You always are going to have some shrinkage. Of course, the goal should be to minimize it.
For example, in a recent study by an Arizona dairy, the managers measured shrinkage during a 60-day period. They found losses of mill-run feed of more than 16 percent, dry distillers grain of more than 9 percent, commercial soybean meal of more than 9 percent, alfalfa hay of more than 7 percent and corn silage of more than 16 percent.
The nutrition consultant for this dairy helped it reach a goal of only 5 percent shrinkage. The value of all feed lost at 5 percent was nearly $175,000 per year, based on 2012 feed prices, compared with the 12 percent, or nearly $420,000, of lost feed the previous year. That means the dairy saved $245,000 when it put the effort into reducing shrinkage. These losses occurred on a 1,000-cow dairy and included the cost of the feed for the milking herd, dry cows and heifers, but not the calves.
The potential impact of feed efficiency on the economic performance of the dairy enterprise is undeniable. From the perspective of efficiency, if feed waste is reduced and production (such a milk yield or pounds gained) is maintained, then when waste is reduced, efficiency will improve.
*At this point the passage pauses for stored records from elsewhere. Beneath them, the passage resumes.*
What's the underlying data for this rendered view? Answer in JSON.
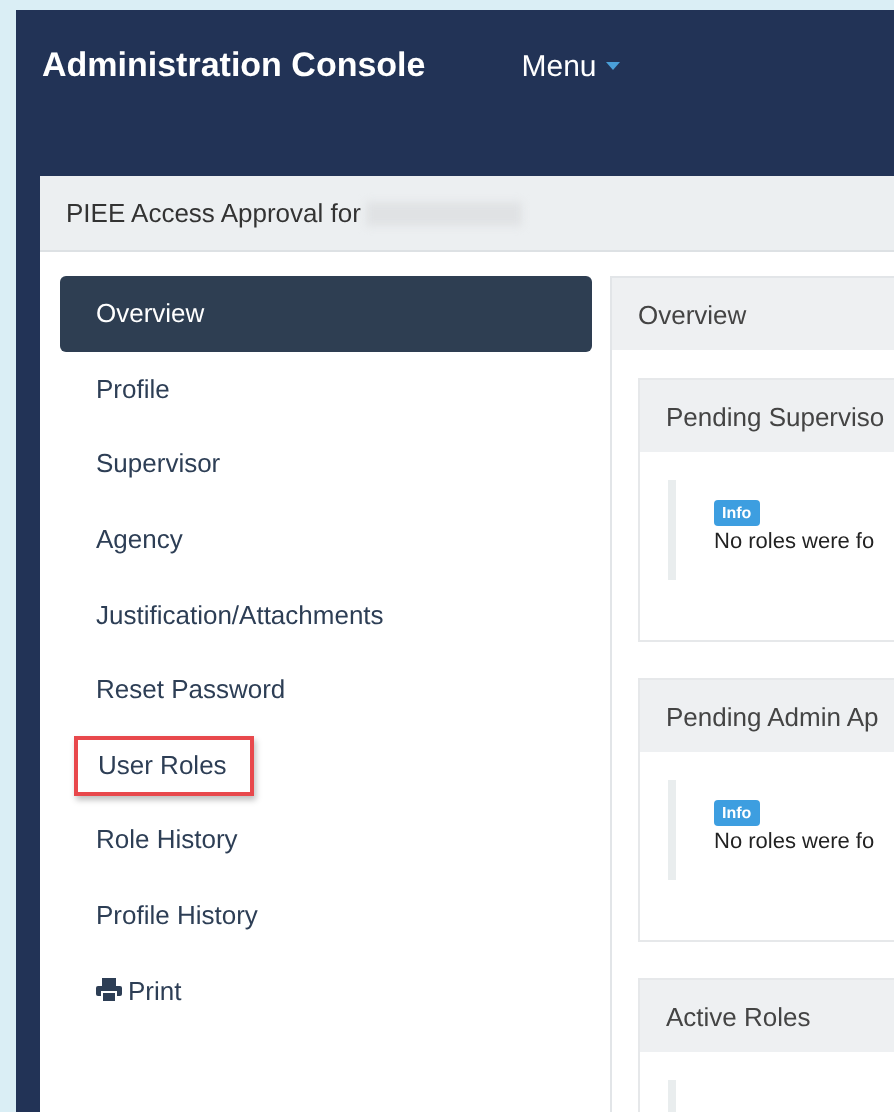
{
  "header": {
    "title": "Administration Console",
    "menu": "Menu"
  },
  "panel": {
    "title": "PIEE Access Approval for"
  },
  "nav": [
    {
      "label": "Overview",
      "selected": true,
      "highlighted": false
    },
    {
      "label": "Profile",
      "selected": false,
      "highlighted": false
    },
    {
      "label": "Supervisor",
      "selected": false,
      "highlighted": false
    },
    {
      "label": "Agency",
      "selected": false,
      "highlighted": false
    },
    {
      "label": "Justification/Attachments",
      "selected": false,
      "highlighted": false
    },
    {
      "label": "Reset Password",
      "selected": false,
      "highlighted": false
    },
    {
      "label": "User Roles",
      "selected": false,
      "highlighted": true
    },
    {
      "label": "Role History",
      "selected": false,
      "highlighted": false
    },
    {
      "label": "Profile History",
      "selected": false,
      "highlighted": false
    },
    {
      "label": "Print",
      "selected": false,
      "highlighted": false,
      "kind": "print"
    }
  ],
  "content": {
    "title": "Overview",
    "cards": [
      {
        "title": "Pending Superviso",
        "badge": "Info",
        "message": "No roles were fo"
      },
      {
        "title": "Pending Admin Ap",
        "badge": "Info",
        "message": "No roles were fo"
      },
      {
        "title": "Active Roles"
      }
    ]
  }
}
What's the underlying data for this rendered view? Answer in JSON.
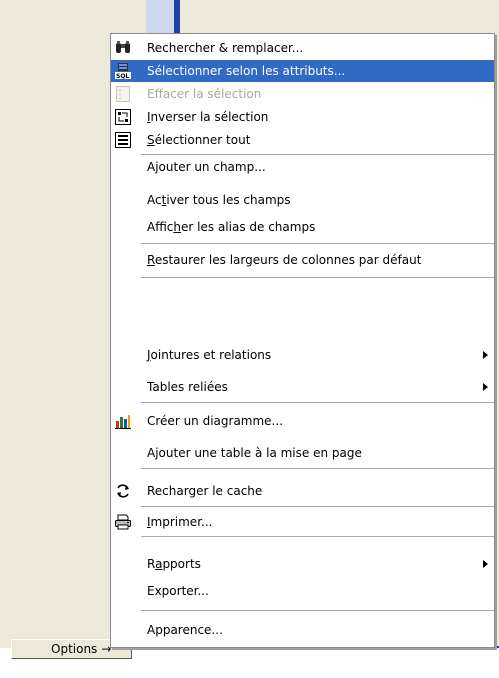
{
  "options_button": {
    "label": "Options",
    "arrow": "→"
  },
  "menu": {
    "items": [
      {
        "label": "Rechercher & remplacer...",
        "underline": -1,
        "icon": "binoculars-icon"
      },
      {
        "label": "Sélectionner selon les attributs...",
        "underline": -1,
        "icon": "sql-select-icon",
        "selected": true
      },
      {
        "label": "Effacer la sélection",
        "underline": -1,
        "icon": "clear-selection-icon",
        "disabled": true
      },
      {
        "label": "Inverser la sélection",
        "underline": 0,
        "icon": "switch-selection-icon"
      },
      {
        "label": "Sélectionner tout",
        "underline": 0,
        "icon": "select-all-icon"
      },
      {
        "label": "Ajouter un champ...",
        "underline": -1
      },
      {
        "label": "Activer tous les champs",
        "underline": 2
      },
      {
        "label": "Afficher les alias de champs",
        "underline": 5
      },
      {
        "label": "Restaurer les largeurs de colonnes par défaut",
        "underline": 0
      },
      {
        "label": "Jointures et relations",
        "underline": 0,
        "submenu": true
      },
      {
        "label": "Tables reliées",
        "underline": -1,
        "submenu": true
      },
      {
        "label": "Créer un diagramme...",
        "underline": -1,
        "icon": "chart-icon"
      },
      {
        "label": "Ajouter une table à la mise en page",
        "underline": -1
      },
      {
        "label": "Recharger le cache",
        "underline": -1,
        "icon": "refresh-icon"
      },
      {
        "label": "Imprimer...",
        "underline": 0,
        "icon": "printer-icon"
      },
      {
        "label": "Rapports",
        "underline": 1,
        "submenu": true
      },
      {
        "label": "Exporter...",
        "underline": -1
      },
      {
        "label": "Apparence...",
        "underline": -1
      }
    ]
  },
  "colors": {
    "highlight": "#316ac5",
    "disabled": "#aca899",
    "accent": "#1c3fa8"
  }
}
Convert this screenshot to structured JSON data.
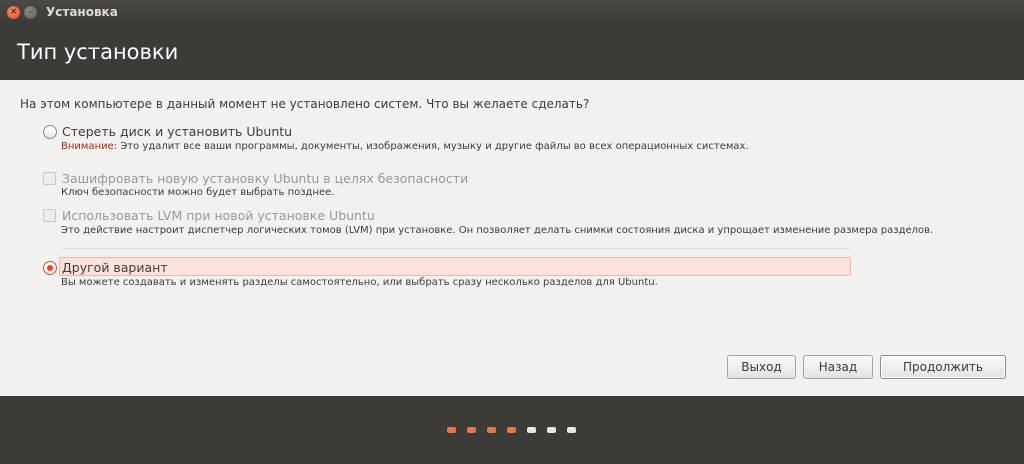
{
  "window": {
    "title": "Установка",
    "close_glyph": "×",
    "minimize_glyph": "–"
  },
  "header": {
    "title": "Тип установки"
  },
  "question": "На этом компьютере в данный момент не установлено систем. Что вы желаете сделать?",
  "options": [
    {
      "type": "radio",
      "label": "Стереть диск и установить Ubuntu",
      "warning_prefix": "Внимание:",
      "description": " Это удалит все ваши программы, документы, изображения, музыку и другие файлы во всех операционных системах.",
      "checked": false,
      "enabled": true
    },
    {
      "type": "checkbox",
      "label": "Зашифровать новую установку Ubuntu в целях безопасности",
      "description": "Ключ безопасности можно будет выбрать позднее.",
      "checked": false,
      "enabled": false
    },
    {
      "type": "checkbox",
      "label": "Использовать LVM при новой установке Ubuntu",
      "description": "Это действие настроит диспетчер логических томов (LVM) при установке. Он позволяет делать снимки состояния диска и упрощает изменение размера разделов.",
      "checked": false,
      "enabled": false
    },
    {
      "type": "radio",
      "label": "Другой вариант",
      "description": "Вы можете создавать и изменять разделы самостоятельно, или выбрать сразу несколько разделов для Ubuntu.",
      "checked": true,
      "enabled": true
    }
  ],
  "buttons": {
    "quit": "Выход",
    "back": "Назад",
    "continue": "Продолжить"
  },
  "progress": {
    "total_steps": 7,
    "completed_steps": 4,
    "active_color": "#e07a4f",
    "inactive_color": "#e8e6e3"
  }
}
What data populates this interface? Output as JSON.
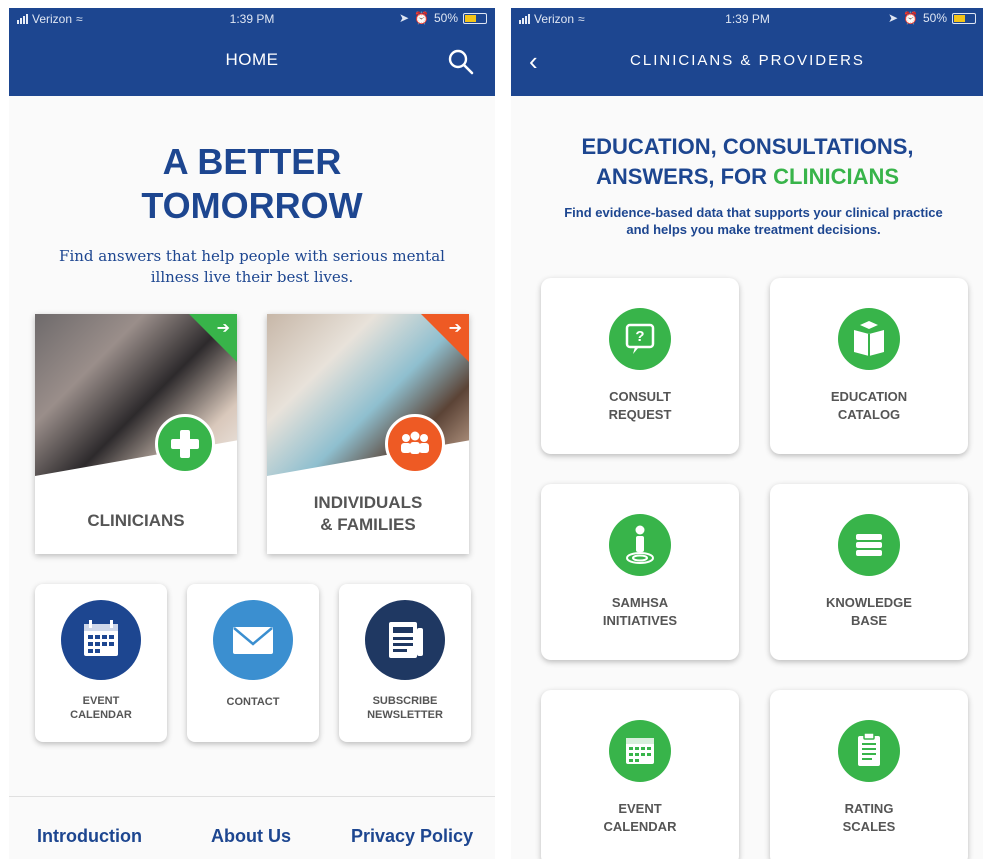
{
  "status_bar": {
    "carrier": "Verizon",
    "time": "1:39 PM",
    "battery": "50%",
    "battery_level": 0.5
  },
  "home": {
    "nav_title": "HOME",
    "hero_title_line1": "A BETTER",
    "hero_title_line2": "TOMORROW",
    "hero_subtitle": "Find answers that help people with serious mental illness live their best lives.",
    "cards": {
      "clinicians": "CLINICIANS",
      "families_line1": "INDIVIDUALS",
      "families_line2": "& FAMILIES"
    },
    "quick_links": {
      "event_line1": "EVENT",
      "event_line2": "CALENDAR",
      "contact": "CONTACT",
      "subscribe_line1": "SUBSCRIBE",
      "subscribe_line2": "NEWSLETTER"
    },
    "footer": {
      "introduction": "Introduction",
      "about": "About Us",
      "privacy": "Privacy Policy"
    }
  },
  "clinicians_page": {
    "nav_title": "CLINICIANS & PROVIDERS",
    "title_line1": "EDUCATION, CONSULTATIONS,",
    "title_line2_prefix": "ANSWERS, FOR ",
    "title_line2_accent": "CLINICIANS",
    "subtitle": "Find evidence-based data that supports your clinical practice and helps you make treatment decisions.",
    "tiles": {
      "consult_line1": "CONSULT",
      "consult_line2": "REQUEST",
      "education_line1": "EDUCATION",
      "education_line2": "CATALOG",
      "samhsa_line1": "SAMHSA",
      "samhsa_line2": "INITIATIVES",
      "knowledge_line1": "KNOWLEDGE",
      "knowledge_line2": "BASE",
      "event_line1": "EVENT",
      "event_line2": "CALENDAR",
      "rating_line1": "RATING",
      "rating_line2": "SCALES"
    }
  },
  "colors": {
    "brand_blue": "#1d4690",
    "accent_green": "#38b44a",
    "accent_orange": "#ee5a24",
    "contact_blue": "#3b8fd0"
  }
}
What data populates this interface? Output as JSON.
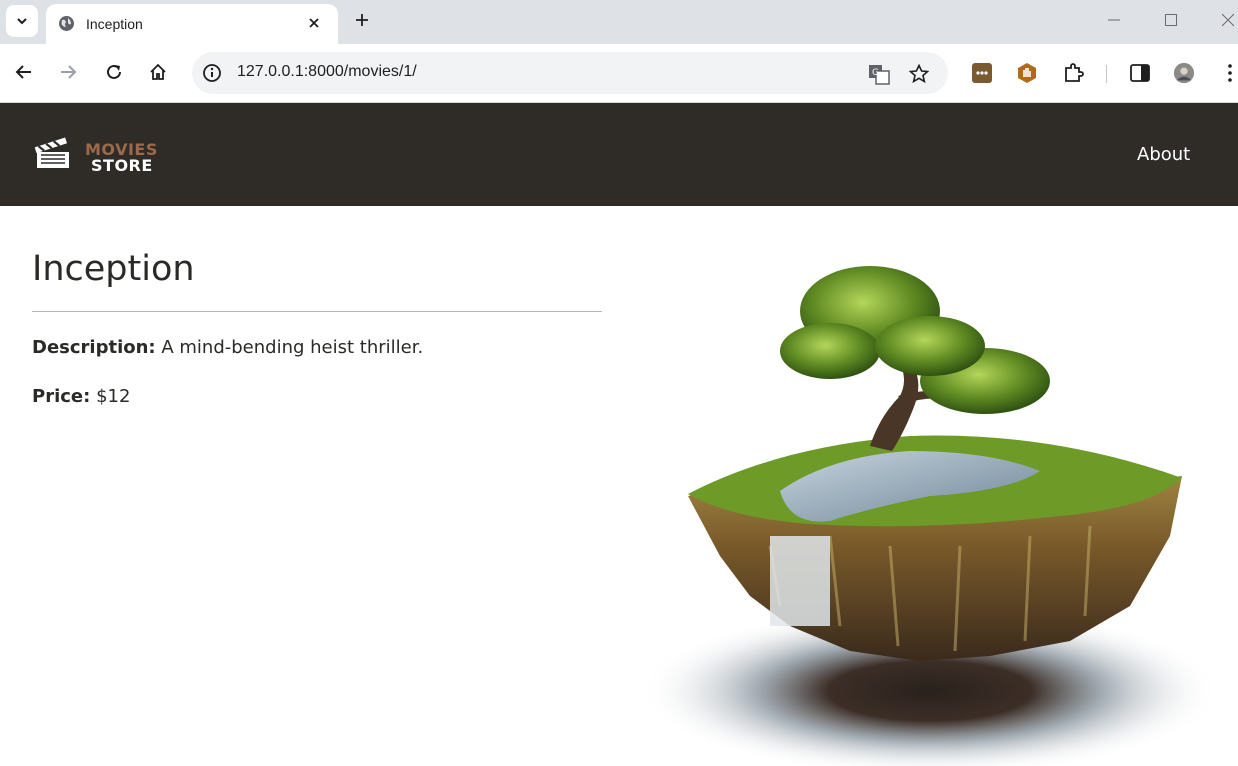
{
  "browser": {
    "tab_title": "Inception",
    "url": "127.0.0.1:8000/movies/1/"
  },
  "site": {
    "logo_top": "MOVIES",
    "logo_bottom": "STORE",
    "nav_about": "About"
  },
  "movie": {
    "title": "Inception",
    "description_label": "Description:",
    "description": "A mind-bending heist thriller.",
    "price_label": "Price:",
    "price": "$12"
  },
  "colors": {
    "navbar": "#2f2c28",
    "logo_accent": "#9a6a4a",
    "text": "#2b2a27"
  },
  "icons": {
    "extensions": [
      "menu-extension-icon",
      "hand-extension-icon",
      "puzzle-icon"
    ]
  }
}
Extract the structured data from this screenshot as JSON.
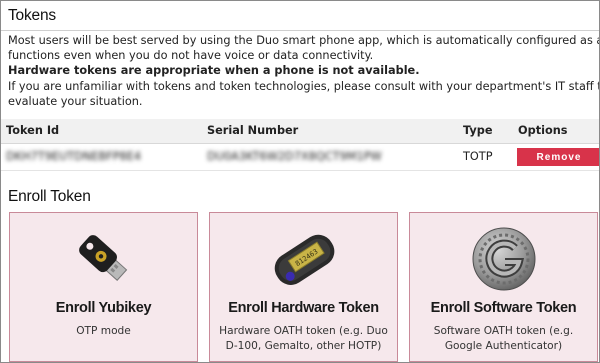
{
  "tokens": {
    "title": "Tokens",
    "intro": {
      "line1": "Most users will be best served by using the Duo smart phone app, which is automatically configured as a token and",
      "line2": "functions even when you do not have voice or data connectivity.",
      "bold_line": "Hardware tokens are appropriate when a phone is not available.",
      "line3": "If you are unfamiliar with tokens and token technologies, please consult with your department's IT staff to help",
      "line4": "evaluate your situation."
    },
    "table": {
      "headers": {
        "token_id": "Token Id",
        "serial": "Serial Number",
        "type": "Type",
        "options": "Options"
      },
      "rows": [
        {
          "token_id": "DKH7T9EUTDNEBFP8E4",
          "serial": "DU0A3KT6W2D7X8QCT9M1PW",
          "type": "TOTP",
          "action": "Remove"
        }
      ]
    }
  },
  "enroll": {
    "title": "Enroll Token",
    "cards": [
      {
        "title": "Enroll Yubikey",
        "desc_line1": "OTP mode",
        "desc_line2": "",
        "icon": "yubikey-icon"
      },
      {
        "title": "Enroll Hardware Token",
        "desc_line1": "Hardware OATH token (e.g. Duo",
        "desc_line2": "D-100, Gemalto, other HOTP)",
        "icon": "hardware-token-icon"
      },
      {
        "title": "Enroll Software Token",
        "desc_line1": "Software OATH token (e.g.",
        "desc_line2": "Google Authenticator)",
        "icon": "google-authenticator-icon"
      }
    ]
  },
  "colors": {
    "remove_button": "#d8334a",
    "card_bg": "#f6e8ec",
    "card_border": "#c98a99"
  }
}
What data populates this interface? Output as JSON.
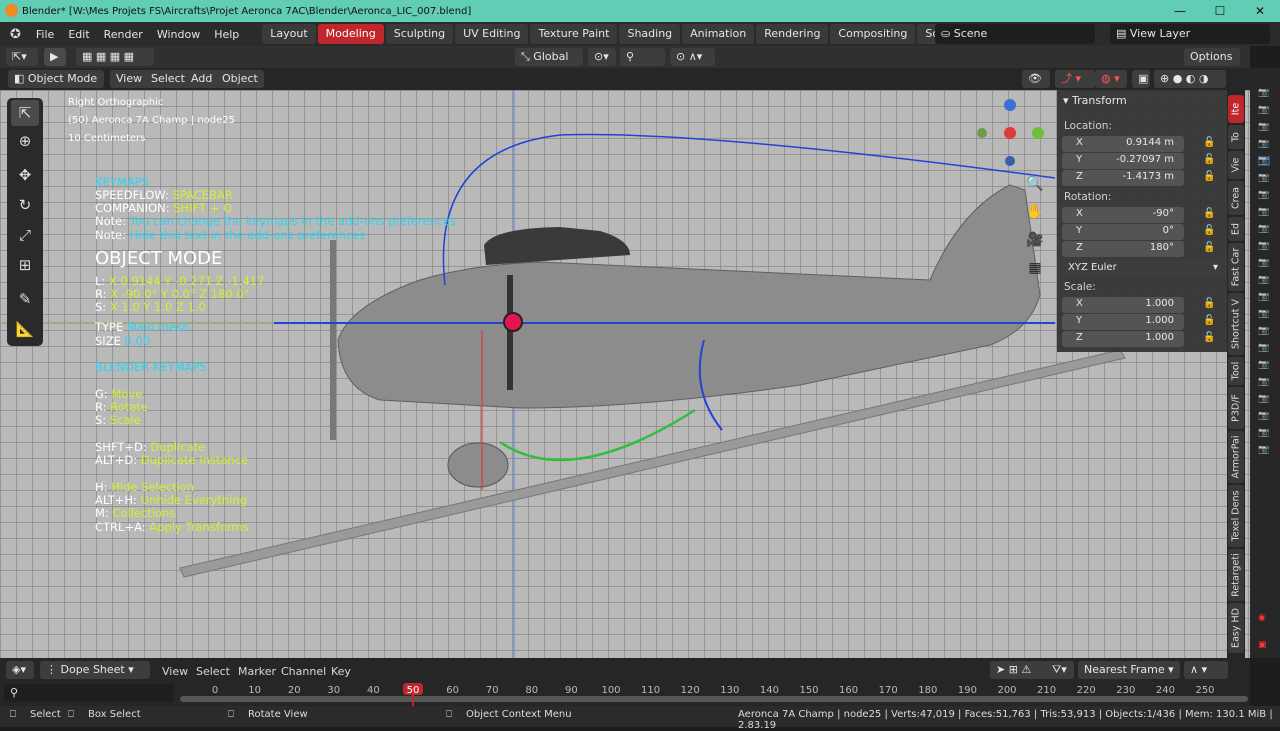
{
  "window": {
    "title": "Blender* [W:\\Mes Projets FS\\Aircrafts\\Projet Aeronca 7AC\\Blender\\Aeronca_LIC_007.blend]",
    "minimize": "—",
    "maximize": "☐",
    "close": "✕"
  },
  "menus": [
    "File",
    "Edit",
    "Render",
    "Window",
    "Help"
  ],
  "workspaces": [
    "Layout",
    "Modeling",
    "Sculpting",
    "UV Editing",
    "Texture Paint",
    "Shading",
    "Animation",
    "Rendering",
    "Compositing",
    "Scripting"
  ],
  "active_workspace": "Modeling",
  "add_tab": "+",
  "scene": "Scene",
  "view_layer": "View Layer",
  "transform_orientation": "Global",
  "options": "Options",
  "mode": "Object Mode",
  "vp_menus": [
    "View",
    "Select",
    "Add",
    "Object"
  ],
  "overlay": {
    "view": "Right Orthographic",
    "object": "(50) Aeronca 7A Champ | node25",
    "scale": "10 Centimeters"
  },
  "speedflow": {
    "keymaps": "KEYMAPS",
    "speedflow_k": "SPEEDFLOW:",
    "speedflow_v": "SPACEBAR",
    "companion_k": "COMPANION:",
    "companion_v": "SHIFT + Q",
    "note1_k": "Note:",
    "note1_v": "You can change the keymaps in the add-ons preferences",
    "note2_k": "Note:",
    "note2_v": "Hide this text in the add-ons preferences",
    "mode_title": "OBJECT MODE",
    "l_k": "L:",
    "l_v": "X 0.9144  Y -0.271  Z -1.417",
    "r_k": "R:",
    "r_v": "X -90.0°  Y 0.0°  Z 180.0°",
    "s_k": "S:",
    "s_v": "X 1.0  Y 1.0  Z 1.0",
    "type_k": "TYPE",
    "type_v": "Main mesh",
    "size_k": "SIZE",
    "size_v": "0.00",
    "blender_keymaps": "BLENDER KEYMAPS",
    "g_k": "G:",
    "g_v": "Move",
    "r2_k": "R:",
    "r2_v": "Rotate",
    "s2_k": "S:",
    "s2_v": "Scale",
    "shd_k": "SHFT+D:",
    "shd_v": "Duplicate",
    "altd_k": "ALT+D:",
    "altd_v": "Duplicate Instance",
    "h_k": "H:",
    "h_v": "Hide Selection",
    "alth_k": "ALT+H:",
    "alth_v": "Unhide Everything",
    "m_k": "M:",
    "m_v": "Collections",
    "ctrla_k": "CTRL+A:",
    "ctrla_v": "Apply Transforms"
  },
  "transform": {
    "title": "Transform",
    "location_label": "Location:",
    "location": [
      {
        "axis": "X",
        "value": "0.9144 m"
      },
      {
        "axis": "Y",
        "value": "-0.27097 m"
      },
      {
        "axis": "Z",
        "value": "-1.4173 m"
      }
    ],
    "rotation_label": "Rotation:",
    "rotation": [
      {
        "axis": "X",
        "value": "-90°"
      },
      {
        "axis": "Y",
        "value": "0°"
      },
      {
        "axis": "Z",
        "value": "180°"
      }
    ],
    "rotation_mode": "XYZ Euler",
    "scale_label": "Scale:",
    "scale": [
      {
        "axis": "X",
        "value": "1.000"
      },
      {
        "axis": "Y",
        "value": "1.000"
      },
      {
        "axis": "Z",
        "value": "1.000"
      }
    ]
  },
  "side_tabs": [
    "Ite",
    "To",
    "Vie",
    "Crea",
    "Ed",
    "Fast Car",
    "Shortcut V",
    "Tool",
    "P3D/F",
    "ArmorPai",
    "Texel Dens",
    "Retargeti",
    "Easy HD"
  ],
  "dope": {
    "editor": "Dope Sheet",
    "menus": [
      "View",
      "Select",
      "Marker",
      "Channel",
      "Key"
    ],
    "snap": "Nearest Frame"
  },
  "timeline": {
    "current": "50",
    "ticks": [
      "0",
      "10",
      "20",
      "30",
      "40",
      "50",
      "60",
      "70",
      "80",
      "90",
      "100",
      "110",
      "120",
      "130",
      "140",
      "150",
      "160",
      "170",
      "180",
      "190",
      "200",
      "210",
      "220",
      "230",
      "240",
      "250"
    ]
  },
  "status": {
    "select": "Select",
    "box_select": "Box Select",
    "rotate_view": "Rotate View",
    "context_menu": "Object Context Menu",
    "stats": "Aeronca 7A Champ | node25 | Verts:47,019 | Faces:51,763 | Tris:53,913 | Objects:1/436 | Mem: 130.1 MiB | 2.83.19"
  },
  "colors": {
    "accent": "#c0272d",
    "titlebar": "#60cdb4",
    "yellow_text": "#d5ef2b",
    "cyan_text": "#2bd5f2"
  }
}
An improvement in feed efficiency for the milking herd can result in three possible scenarios: 1) an increase in milk yield with no change in feed intake, 2) a decrease in dry-matter intake (DMI) with no change in milk yield or 3) a slight increase in milk yield with a slight decrease in feed intake. Regardless of your approach as a manager, watch for trends in the herd or on a farm through time. Ultimately, you are attempting to reduce costs and increase income.
One simple way to improve feed efficiency is to employ good bunk management. Paying proper attention to eating behavior and managing the feed bunk accordingly can increase feed efficiency and decrease feed cost.
Feeding behavior of group-housed dairy cows is influenced by management practices at the feed bunk and factors associated with the physical and social environment. The feeding pattern of group-housed dairy cows is largely influenced by the timing of fresh feed delivery. The delivery of fresh feed has a greater impact on stimulating cows to eat than does the return from milking. Delivering fresh feed more frequently improves access to fresh feed for all cows and reduces sorting of the total mixed ration. This potentially will reduce variation in diet quality consumed by cows, with benefits for milk production.
Lowering feed shrinkage is an economic opportunity for nearly all dairies of any size. Shrinkage comes in many forms, and many factors result in feed waste. Feed shrink can represent from 5 to 15 percent of the total feed cost on the dairy, and wet, as well as the more expensive, ingredients represent the greatest concern for farm managers.
The basics of feed bunk management are: Provide the right feed to the right cows at the right time in the right place at the right price. The same considerations apply to managing replacement heifers and dry cows, whether housed and fed in confinement or on pasture.